Наверное, жаль, что Абени не последовала за Золой – она не увидела, как та вместо дамской комнаты заглянула на кухню, золотым привлекая к себе внимание мальчишки-разносчика.
Тот лаской выскочил с душной кухни, замирая перед знатной лерой:
– Да, сиятельная?
Она спросила:
– Читать и писать умеешь?
– Да, сиятельная…
– Тогда… – она вложила в его ладонь тяжелую монету, которую ему и за год не заработать. – Купишь мел и на видных местах на городских стенах будешь писать луну, не меньше, следующую фразу: «Кто убил Ян?». Запомнил?
Мальчишка кивнул и повторил:
– Кто убил Ян? Я понял, сиятельная. Не бойтесь, я не подведу.
– Смотри, я знаю, где ты служишь. Нарушишь слово, не будешь писать – я вернусь, и ты сильно поплатишься.

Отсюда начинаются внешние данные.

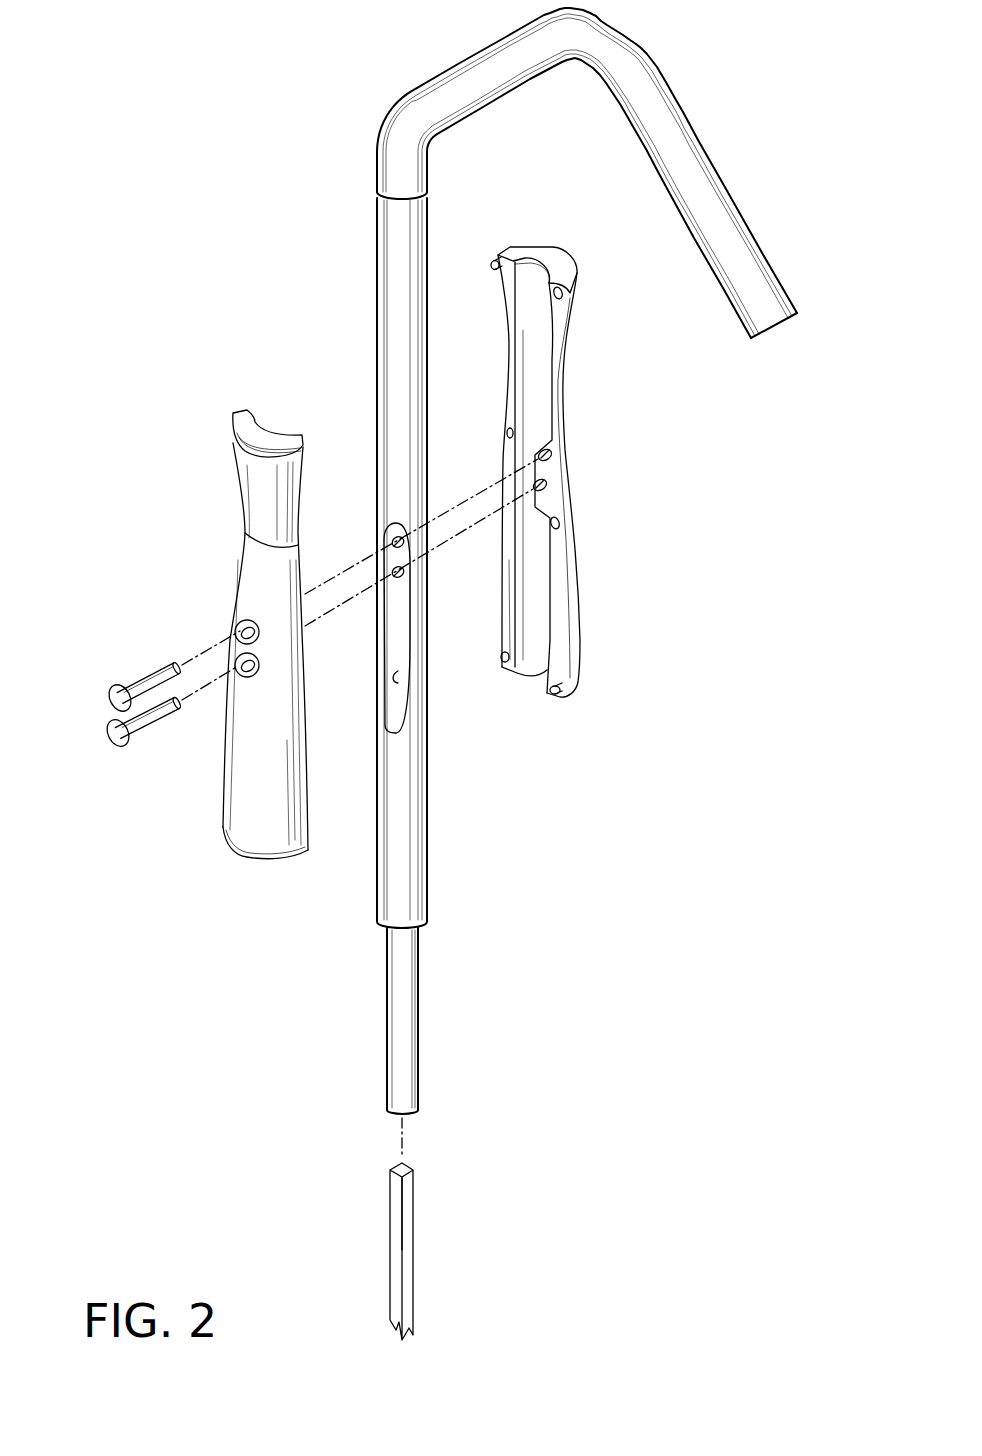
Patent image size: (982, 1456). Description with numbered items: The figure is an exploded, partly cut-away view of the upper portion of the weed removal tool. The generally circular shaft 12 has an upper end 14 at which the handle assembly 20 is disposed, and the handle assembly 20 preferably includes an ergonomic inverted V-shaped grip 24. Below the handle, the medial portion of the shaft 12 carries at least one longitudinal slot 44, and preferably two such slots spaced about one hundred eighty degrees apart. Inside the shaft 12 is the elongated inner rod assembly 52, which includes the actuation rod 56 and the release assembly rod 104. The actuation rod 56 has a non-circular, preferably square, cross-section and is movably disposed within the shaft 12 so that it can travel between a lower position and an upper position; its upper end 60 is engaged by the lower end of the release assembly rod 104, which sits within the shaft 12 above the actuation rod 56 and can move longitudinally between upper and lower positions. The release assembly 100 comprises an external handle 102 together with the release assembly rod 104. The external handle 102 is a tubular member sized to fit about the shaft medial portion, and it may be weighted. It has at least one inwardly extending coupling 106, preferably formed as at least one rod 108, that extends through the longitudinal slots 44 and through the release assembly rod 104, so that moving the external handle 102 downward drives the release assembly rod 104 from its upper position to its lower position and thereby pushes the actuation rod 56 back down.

The shaft 12 is at (420, 371).
The upper end 14 is at (387, 297).
The handle assembly 20 is at (607, 29).
The grip 24 is at (458, 67).
The longitudinal slot 44 is at (396, 680).
The inner rod assembly 52 is at (608, 882).
The actuation rod 56 is at (410, 1305).
The upper end 60 is at (410, 1195).
The release assembly 100 is at (175, 597).
The external handle 102 is at (247, 518).
The release assembly rod 104 is at (388, 1061).
The coupling 106 is at (128, 775).
The rod 108 is at (142, 682).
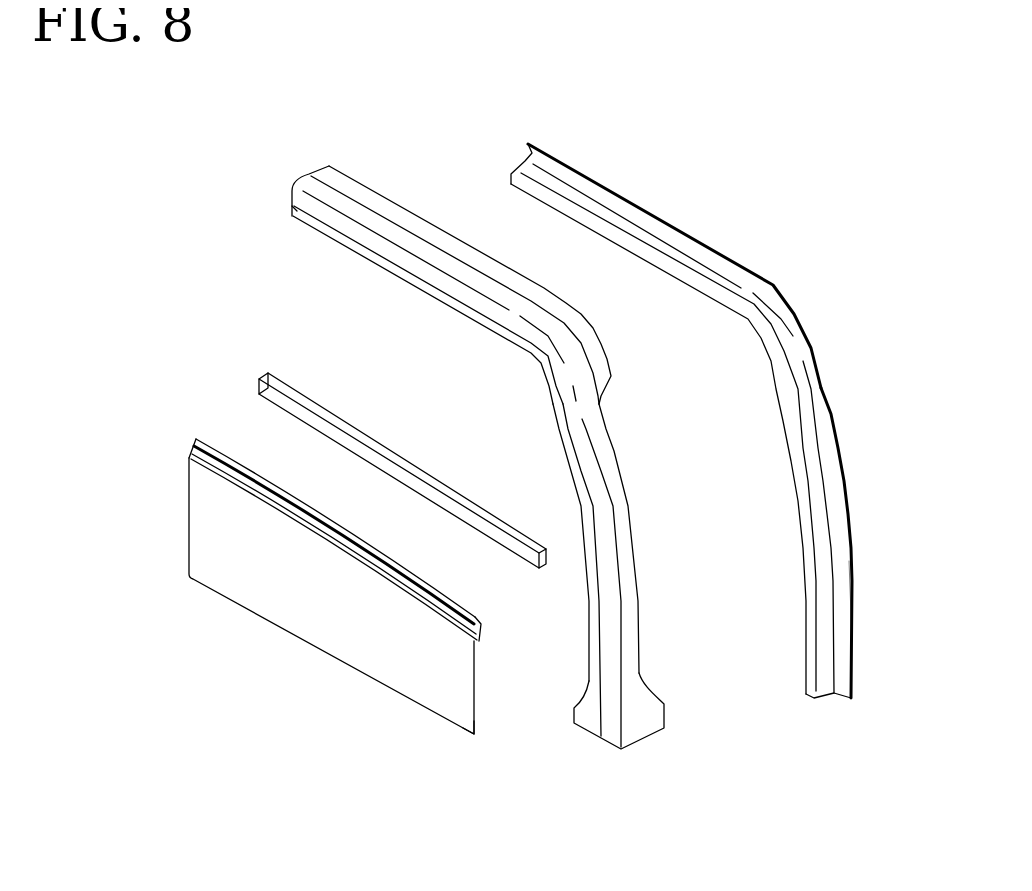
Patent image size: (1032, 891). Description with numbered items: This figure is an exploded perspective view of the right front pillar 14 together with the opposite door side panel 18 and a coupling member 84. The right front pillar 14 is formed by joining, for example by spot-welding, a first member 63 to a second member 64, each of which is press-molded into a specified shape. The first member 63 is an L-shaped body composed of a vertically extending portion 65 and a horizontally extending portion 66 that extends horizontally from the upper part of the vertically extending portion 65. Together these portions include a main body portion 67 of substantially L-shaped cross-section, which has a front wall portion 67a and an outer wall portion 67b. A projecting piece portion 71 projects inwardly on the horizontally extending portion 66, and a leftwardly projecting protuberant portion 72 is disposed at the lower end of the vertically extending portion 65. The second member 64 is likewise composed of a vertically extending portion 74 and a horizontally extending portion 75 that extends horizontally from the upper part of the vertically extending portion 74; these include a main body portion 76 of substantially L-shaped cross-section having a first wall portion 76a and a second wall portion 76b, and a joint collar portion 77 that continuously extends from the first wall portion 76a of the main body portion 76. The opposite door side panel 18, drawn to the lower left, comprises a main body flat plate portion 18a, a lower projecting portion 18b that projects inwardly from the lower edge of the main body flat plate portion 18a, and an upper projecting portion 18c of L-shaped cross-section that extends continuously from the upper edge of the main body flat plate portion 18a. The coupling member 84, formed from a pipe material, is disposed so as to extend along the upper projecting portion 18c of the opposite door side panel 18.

The right front pillar 14 is at (721, 383).
The opposite door side panel 18 is at (378, 626).
The main body flat plate portion 18a is at (252, 650).
The lower projecting portion 18b is at (483, 783).
The upper projecting portion 18c is at (519, 603).
The first member 63 is at (451, 246).
The second member 64 is at (721, 383).
The vertically extending portion 65 is at (608, 593).
The horizontally extending portion 66 is at (442, 253).
The main body portion 67 is at (677, 607).
The front wall portion 67a is at (653, 445).
The outer wall portion 67b is at (592, 490).
The projecting piece portion 71 is at (557, 262).
The protuberant portion 72 is at (657, 767).
The vertically extending portion 74 is at (898, 588).
The horizontally extending portion 75 is at (672, 158).
The main body portion 76 is at (880, 398).
The first wall portion 76a is at (755, 234).
The second wall portion 76b is at (807, 380).
The joint collar portion 77 is at (805, 553).
The coupling member 84 is at (337, 420).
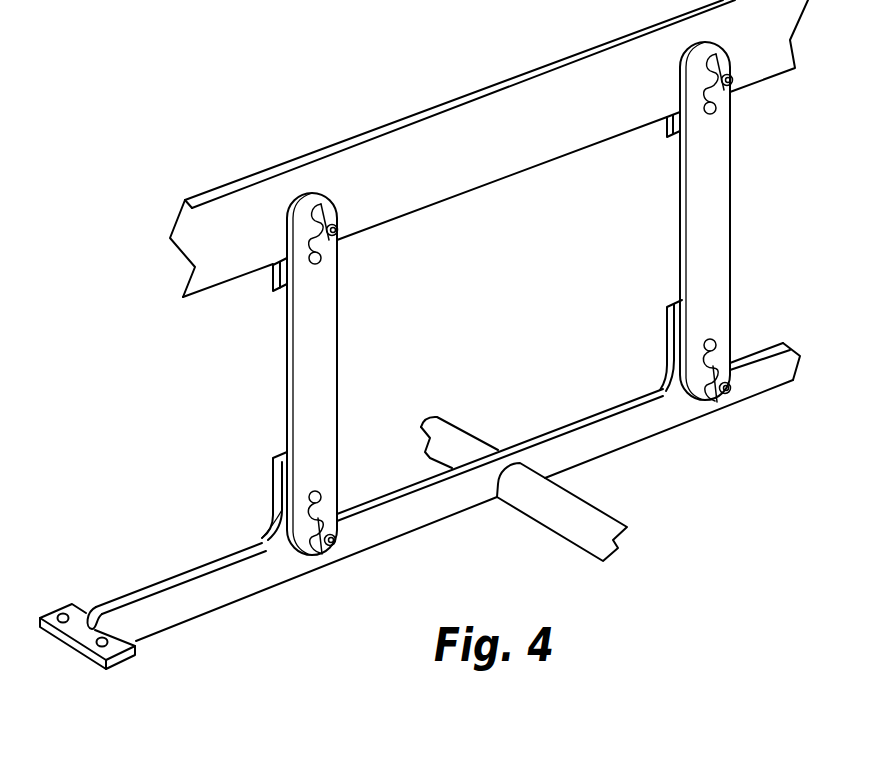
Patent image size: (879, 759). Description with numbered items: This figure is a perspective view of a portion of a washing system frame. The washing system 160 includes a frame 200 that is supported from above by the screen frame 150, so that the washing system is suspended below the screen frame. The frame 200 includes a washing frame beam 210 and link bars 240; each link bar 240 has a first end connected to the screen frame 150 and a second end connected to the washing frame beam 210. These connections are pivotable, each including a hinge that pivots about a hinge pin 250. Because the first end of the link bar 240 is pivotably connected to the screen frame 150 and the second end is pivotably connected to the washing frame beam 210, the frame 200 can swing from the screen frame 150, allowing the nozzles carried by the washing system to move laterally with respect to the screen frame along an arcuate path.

The screen frame 150 is at (425, 132).
The washing system 160 is at (632, 495).
The frame 200 is at (110, 436).
The washing frame beam 210 is at (650, 426).
The link bar 240 is at (300, 370).
The hinge pin 250 is at (337, 546).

– Я не подведу. Я запомнил! Кто убил Ян.
– Точно!
Она встала и направилась обратно в зал, словно ничего не произошло.
***
А в это время у парка Прощания, как раз напротив кафе, остановился неприметный паромобиль. Прогуливающийся по улице Гилл оглянулся на табличку с названием парка и с помощью магии исправил одну букву – с «а» на «е». Потом он как ни в чем не бывало подошел к паромобилю, открыл дверцу со стороны пассажира, сел в кресло и тихо скомандовал:
– Поехали, отче!
Отец Маркус, сидевший за рулем, такого обращения не оценил, он криво улыбнулся
и ответил, не открывая губ: «Не наглей, Эвирок!».Гилл насмешливо сказал:
– Поехали, прошу вас, отец Маркус! Пожалуйста!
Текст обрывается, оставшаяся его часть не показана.